I'm Gonna Be a Part of It...

Most of you know the saga, what has transpired since we've arrived here in NYC. And through it all, I've resented my landlord. I see him as a ganuf, (thanks Super Churchlady.), which is a Yiddish term meaning "thief, dishonest person, scoundrel." In my mind, all of this has been his fault. And really, it is. But after reading yesterday's article, I realized a few things. Now what I realize is probably common sense to either those who've lived here for a certain amount of time, or to those who are just older and wiser, or just wiser.

#1) There's really no such thing as NORMAL is New York City, except if you have a whole heck of alot of money. Then you just buy normal. But if you don't have a lot of money, you are basically S.O.L. Either you are at the mercy of those who have a lot of money, or live outside of Manhattan and then you can have close to normal again. But here in Manhattan, it helps to be rich.

#2) I think this going around the permits and C.O. thing happens often in the city. The Brooklyn building had been happily inhabited for ten years, and not once did anyone raise objection, until this past week, when for some reason the Department of Buildings chose that day out of all days to evict the tenants. So if our building had been completed when we moved in, no one would have filed complaints with the DOB, and we would have been happy neighbors...for a while at least. Buildings are inspected once a year, it seems, so our eviction might have happened eventually.

#3) Who's really the bad guy in these situations? Did the DOB really have to evict those tenants? On the coldest day we've had. (And it really was the coldest. I had to stand in a line outside for an audition. It was painful.) They give everyone one day to get out? And the tenants weren't at fault. They did nothing. Why couldn't the DOB just work with whoever to fix the problems?
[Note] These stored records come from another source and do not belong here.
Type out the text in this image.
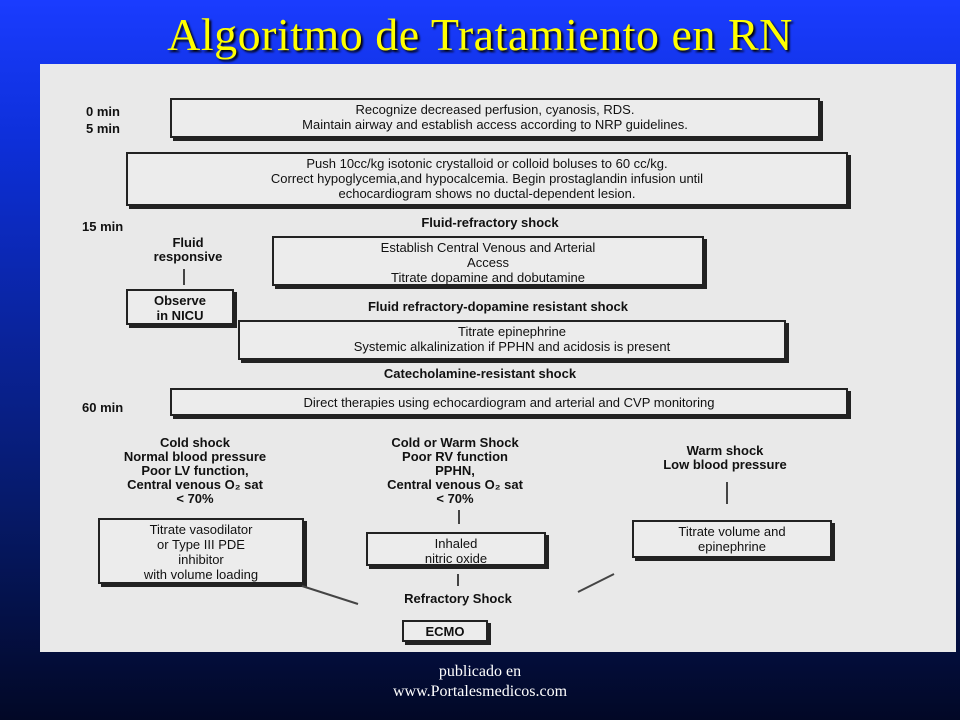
Algoritmo de Tratamiento en RN
0 min
5 min
15 min
60 min
Recognize decreased perfusion, cyanosis, RDS.
Maintain airway and establish access according to NRP guidelines.
Push 10cc/kg isotonic crystalloid or colloid boluses to 60 cc/kg.
Correct hypoglycemia,and hypocalcemia. Begin prostaglandin infusion until
echocardiogram shows no ductal-dependent lesion.
Fluid-refractory shock
Fluid
responsive
Establish Central Venous and Arterial
Access
Titrate dopamine and dobutamine
Observe
in NICU
Fluid refractory-dopamine resistant shock
Titrate epinephrine
Systemic alkalinization if PPHN and acidosis is present
Catecholamine-resistant shock
Direct therapies using echocardiogram and arterial and CVP monitoring
Cold shock
Normal blood pressure
Poor LV function,
Central venous O₂ sat
< 70%
Cold or Warm Shock
Poor RV function
PPHN,
Central venous O₂ sat
< 70%
Warm shock
Low blood pressure
Titrate vasodilator
or Type III PDE
inhibitor
with volume loading
Inhaled
nitric oxide
Titrate volume and
epinephrine
Refractory Shock
ECMO
publicado en
www.Portalesmedicos.com
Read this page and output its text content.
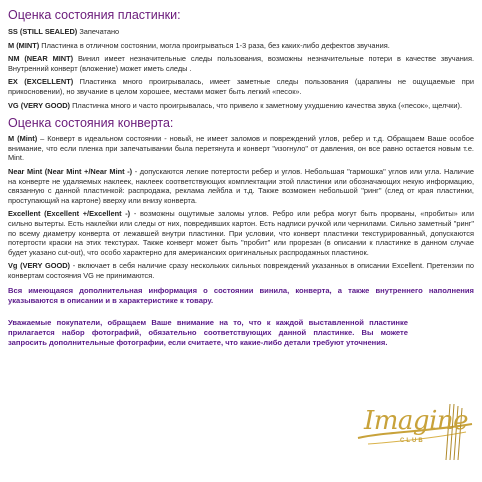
Оценка состояния пластинки:

SS (STILL SEALED) Запечатано

M (MINT) Пластинка в отличном состоянии, могла проигрываться 1-3 раза, без каких-либо дефектов звучания.

NM (NEAR MINT) Винил имеет незначительные следы пользования, возможны незначительные потери в качестве звучания. Внутренний конверт (вложение) может иметь следы .

EX (EXCELLENT) Пластинка много проигрывалась, имеет заметные следы пользования (царапины не ощущаемые при прикосновении), но звучание в целом хорошее, местами может быть легкий «песок».

VG (VERY GOOD) Пластинка много и часто проигрывалась, что привело к заметному ухудшению качества звука («песок», щелчки).

Оценка состояния конверта:

M (Mint) – Конверт в идеальном состоянии - новый, не имеет заломов и повреждений углов, ребер и т.д. Обращаем Ваше особое внимание, что если пленка при запечатывании была перетянута и конверт "изогнуло" от давления, он все равно остается новым т.е. Mint.

Near Mint (Near Mint +/Near Mint -) - допускаются легкие потертости ребер и углов. Небольшая "гармошка" углов или угла. Наличие на конверте не удаляемых наклеек, наклеек соответствующих комплектации этой пластинки или обозначающих некую информацию, связанную с данной пластинкой: распродажа, реклама лейбла и т.д. Также возможен небольшой "ринг" (след от края пластинки, проступающий на картоне) вверху или внизу конверта.

Excellent (Excellent +/Excellent -) - возможны ощутимые заломы углов. Ребро или ребра могут быть прорваны, «пробиты» или сильно вытерты. Есть наклейки или следы от них, повредивших картон. Есть надписи ручкой или чернилами. Сильно заметный "ринг" по всему диаметру конверта от лежавшей внутри пластинки. При условии, что конверт пластинки текстурированный, допускаются потертости краски на этих текстурах. Также конверт может быть "пробит" или прорезан (в описании к пластинке в данном случае будет указано cut-out), что особо характерно для американских оригинальных распродажных пластинок.

Vg (VERY GOOD) - включает в себя наличие сразу нескольких сильных повреждений указанных в описании Excellent. Претензии по конвертам состояния VG не принимаются.

Вся имеющаяся дополнительная информация о состоянии винила, конверта, а также внутреннего наполнения указываются в описании и в характеристике к товару.

Уважаемые покупатели, обращаем Ваше внимание на то, что к каждой выставленной пластинке прилагается набор фотографий, обязательно соответствующих данной пластинке. Вы можете запросить дополнительные фотографии, если считаете, что какие-либо детали требуют уточнения.

Imagine
CLUB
#4) My landlord may be a ganuf, but maybe he's not the bastard that I've thought him to be. For one, he did allow us to stay down the hall, a bigger apartment for the same price. Two, if it's common to take shortcuts, then he did a common thing, and had a run of bad luck at it. Or made a bad decision to move people in too soon, because he's a ganuf. Still, he knew our line of apartments did not meet fire code. That's a big deal. That's not something that a man who owns 8 buildings in Manhattan doesn't know.

All in all, for some reason that article made me forgive my landlord. There must be a war that goes on between landlords and government officials, and sometimes the tenants get the brunt of it. It's unfair. But my story doesn't seem that bad after I read their story. And unfair might just be what we have to endure for a while. It's alright.

If you can MAKE it here, you can make it..(Bum Bum) ANYWHERE, its up to YOU....New York, Ne-ew YORK!!!!


Chaotic Hammer said...

Well, your initial reaction to being wronged by somebody who knew full well what he was doing seems normal to me.

But your willingness to forgive and look beyond the wrong is a reflection of the One whose child you are.

Super Churchlady said...

I agree whole-heartedly with chaotic hammer. That is to say....AMEN, Brother.

However, since you've started your building your Yiddish vocabulary, I must add one more word to your repertoire....Mensch. You, my dear, are a mensch.

Here's the definition:
mensch or mensh (Yiddish from German)
A person having admirable characteristics, such as fortitude and firmness of purpose.

majorsteve said...

I have a slightly different take; the building owner is supposed to pay off the local officials on a regular basis to keep everything cool. He missed one too many payments.